In: Physics
According to the reports, the shutdown procedures at all the Fukushima reactors were successful, and all the control rods were fully inserted.
So - if there was a meltdown, would the control rods also melt and blend into the resulting material (corium)? If so, would that have the effect of "diluting" the corium in radioactive terms and stabilising it to some extent? (I guess it would depend on the relative melting points of the fuel and the control rods: if the rods are of boron, the melting point is a lot higher than that of uranium.)

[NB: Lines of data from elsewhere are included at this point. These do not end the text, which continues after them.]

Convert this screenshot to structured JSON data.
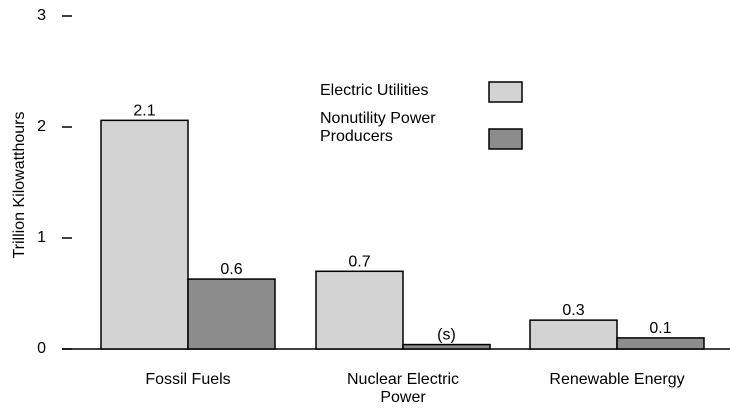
{
  "chart_data": {
    "type": "bar",
    "y_label": "Trillion Kilowatthours",
    "categories": [
      "Fossil Fuels",
      "Nuclear Electric Power",
      "Renewable Energy"
    ],
    "series": [
      {
        "name": "Electric Utilities",
        "color": "#d3d3d3",
        "values": [
          2.06,
          0.7,
          0.26
        ],
        "value_labels": [
          "2.1",
          "0.7",
          "0.3"
        ]
      },
      {
        "name": "Nonutility Power Producers",
        "color": "#8c8c8c",
        "values": [
          0.63,
          0.04,
          0.1
        ],
        "value_labels": [
          "0.6",
          "(s)",
          "0.1"
        ]
      }
    ],
    "ylim": [
      0,
      3
    ],
    "yticks": [
      0,
      1,
      2,
      3
    ]
  }
}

A nuclear reactor system is a very delicately balanced system for sustained chain reaction controlled by the control rods.
As in fukushima reactors, which are light water reactor where you have enriched uranium, the criticality depends heavily on the core configuration and the position of control rods.
In a core meltdown, what it meant is the uranium core get melted and settles down and the core configuration gets damaged; for control rod mechanism to work the control rods should be surrounded by active core
Actually, that's how reactor power is reduced by inserting the
control rods into the core, Now, when core meltdown occurs the core
becomes inaccessible for control rods, since it settles down.
So, the question whether control rods melts is heavily dependent on
the mature of accident. Control rods are generally made of
stainless steel with boron or cadmium or hafnium, while core is
Uranium which is somewhat like soft metals sodium having melting
point near 1100 degree Celsius, while SS has melting point near
1500 degree Celsius. Again some reactor used as fuel which has
higher melting point than metallic uranium. I don't know fukushima
used which one!!
So, due to the temperature difference, is seems unlikely that control rods melted in fukushima, rather it seems to me that control rod melting is a good thing for controlling the reactor in case of a core meltdown.